Curator, John Elderfield: This shows Matisse's living room at Issy-le-Molineaux with the grillwork in front of the garden window and Matisse's son Pierre behind the piano. Behind him is not the piano teacher, but a painting which we've seen earlier in the exhibition, called Woman on a High Stool, which was hanging there. And diagonally opposite, an earlier sculpture from 1908. And on the piano, of course, a metronome and a candle. So we're clearly being given clues to the passing of time—a representation of an art being practiced through his son playing the piano. So that we maybe are allowed to think of this as a surrogate self-portrait of Matisse in the interior of his home. We're also allowed to think of it as a specific moment, where a light has come on and cast light out into the garden and the wedge of green appearing there.
Curator, Stephanie D’Alessandro: There's a really lovely quality that Matisse tries to get across in the way that he uses paint in this work, of something about intangibility. That moment in the grillwork where we have half of it illuminated and there's the brilliant green behind. And light almost is so intense that Matisse scratches away the grillwork as if that solid is just broken apart by the intensity of light.

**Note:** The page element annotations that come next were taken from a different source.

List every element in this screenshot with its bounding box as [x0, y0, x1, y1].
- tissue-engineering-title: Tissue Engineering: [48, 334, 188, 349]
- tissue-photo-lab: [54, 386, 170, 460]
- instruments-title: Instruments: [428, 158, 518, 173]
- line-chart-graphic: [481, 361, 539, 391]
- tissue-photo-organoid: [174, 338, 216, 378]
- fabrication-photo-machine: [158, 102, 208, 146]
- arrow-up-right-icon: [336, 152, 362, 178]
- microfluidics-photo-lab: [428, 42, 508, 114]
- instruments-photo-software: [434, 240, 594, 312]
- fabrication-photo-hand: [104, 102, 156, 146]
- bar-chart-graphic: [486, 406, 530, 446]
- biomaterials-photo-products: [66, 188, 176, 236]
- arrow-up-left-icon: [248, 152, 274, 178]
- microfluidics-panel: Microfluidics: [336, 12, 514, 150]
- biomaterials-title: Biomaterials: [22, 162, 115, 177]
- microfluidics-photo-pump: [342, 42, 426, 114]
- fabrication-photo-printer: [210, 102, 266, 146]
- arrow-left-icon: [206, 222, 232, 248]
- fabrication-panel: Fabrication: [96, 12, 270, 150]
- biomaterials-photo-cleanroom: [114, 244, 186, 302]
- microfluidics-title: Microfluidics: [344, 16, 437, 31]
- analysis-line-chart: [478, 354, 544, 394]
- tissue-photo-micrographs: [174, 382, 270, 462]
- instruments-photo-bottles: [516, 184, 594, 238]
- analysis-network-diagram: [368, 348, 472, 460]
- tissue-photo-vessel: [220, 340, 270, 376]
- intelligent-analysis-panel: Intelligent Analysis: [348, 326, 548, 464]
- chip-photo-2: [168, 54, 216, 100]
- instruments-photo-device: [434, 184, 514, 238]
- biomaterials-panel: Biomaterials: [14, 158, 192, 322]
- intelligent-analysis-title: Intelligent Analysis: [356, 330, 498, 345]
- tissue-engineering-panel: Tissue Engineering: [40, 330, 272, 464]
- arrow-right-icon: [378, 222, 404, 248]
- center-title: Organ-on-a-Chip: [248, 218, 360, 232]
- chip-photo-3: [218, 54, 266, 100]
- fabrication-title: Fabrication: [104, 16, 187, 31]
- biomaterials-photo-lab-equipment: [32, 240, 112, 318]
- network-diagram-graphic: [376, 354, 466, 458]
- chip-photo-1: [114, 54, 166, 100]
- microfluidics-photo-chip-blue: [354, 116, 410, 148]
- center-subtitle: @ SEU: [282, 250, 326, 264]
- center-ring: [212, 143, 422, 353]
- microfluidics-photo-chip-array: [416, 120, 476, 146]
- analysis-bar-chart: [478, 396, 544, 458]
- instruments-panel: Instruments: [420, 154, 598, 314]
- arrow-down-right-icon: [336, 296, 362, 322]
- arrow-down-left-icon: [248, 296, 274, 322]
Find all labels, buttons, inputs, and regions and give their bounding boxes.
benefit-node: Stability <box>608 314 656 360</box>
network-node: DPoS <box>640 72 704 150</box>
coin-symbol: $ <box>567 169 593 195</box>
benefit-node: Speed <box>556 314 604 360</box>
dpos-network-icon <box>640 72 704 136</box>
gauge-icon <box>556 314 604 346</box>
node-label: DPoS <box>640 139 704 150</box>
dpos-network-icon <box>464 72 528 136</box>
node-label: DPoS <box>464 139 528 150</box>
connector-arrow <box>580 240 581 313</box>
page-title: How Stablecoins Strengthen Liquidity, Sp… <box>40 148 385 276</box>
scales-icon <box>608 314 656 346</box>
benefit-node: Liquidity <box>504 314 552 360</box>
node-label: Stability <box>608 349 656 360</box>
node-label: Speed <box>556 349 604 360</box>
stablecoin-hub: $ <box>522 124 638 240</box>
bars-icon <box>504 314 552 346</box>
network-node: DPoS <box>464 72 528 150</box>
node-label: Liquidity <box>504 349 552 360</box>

John Elderfield: Yes, and then there's this rather beautiful, rather melancholy, contemplative quality to the picture.
Stephanie D'Alessandro: I think it's interesting to look at Pierre's portrait, if we can call it that. The left quadrant of his face, which is basically there's no facial features there at all, but this grayish black wedge and the soft colors around on the other side. I think one way that Matisse is able to pull us around the picture, lead us around and also even maybe give a sense of pacing of time is by the triangles and the way that they move around the canvas. And the same thing with the banding and even some circular forms in the canvas.
John Elderfield: It's a bit like rhymes in poetry, which are both similarities and dissimilarities brought together.
This composition shows the open living-room window of Matisse’s house at Issy-les-Moulineaux, outside Paris, with his son Pierre practicing the piano. A candle sits on the instrument, illuminating a triangle of lawn. In the bottom left corner is a representation of one of Matisse’s sculptures, Decorative Figure (1908), while the severe “teacher” in the opposite corner is actually a representation of the painting Woman on a High Stool (1914). Together they afford a contrast of sensuality and hard work and, reinforced by the metronome on the piano and the candle, suggest the passage of time.
The Piano Lesson depicts the living room of Matisse's home in Issy-les-Moulineaux, with his elder son, Pierre, at the piano, the artist's sculpture Decorative Figure (1908), at bottom left, and, at upper right, his painting Woman on a High Stool. Matisse began with a naturalistic drawing, but he eliminated detail as he worked, scraping down areas and rebuilding them in broad fields of color. The painting evokes a specific moment in time—light suddenly turned on in a darkening interior—by the triangle of shadow on the boy's face and the rhyming green triangle of light falling on the garden. The artist's incising on the window frame and stippling on the left side produce a pitted quality that suggests the eroding effects of light or time, a theme reiterated by the presence of the metronome and burning candle on the piano.
The little boy playing the piano is Matisse's son Pierre. The woman who might be his teacher, apparently watching him from behind, is actually a figure in a painting, Matisse's Woman on a High Stool (Germaine Raynal), which hangs on the wall by the window. Similarly the sensually posed nude at bottom left would be an unlikely class auditor were not this another artwork in Matisse's living room, his own bronze Decorative Figure.
Piano Lesson treats two unlike spaces—a view through a window into air and the flat and tangible canvas of Woman on a High Stool—as if they were quite equivalent. Matisse is addressing issues both formal and philosophical. In describing the playing of music he also takes art-making as his subject, and the filigree bar of curves supplied by the music stand and balcony ironwork—a lovely touch amid the painting's interlocking triangles and rectangles—might almost be a visual version of music's curling notes.
Those flat planes of muted color create a system of geometric compartments that link the painting to Cubism, whose radical inventions Matisse had observed over the preceding few years without ever committing himself to the style. Works like this one show him examining Cubist ideas about pictorial structure while also producing an image utterly personal to him.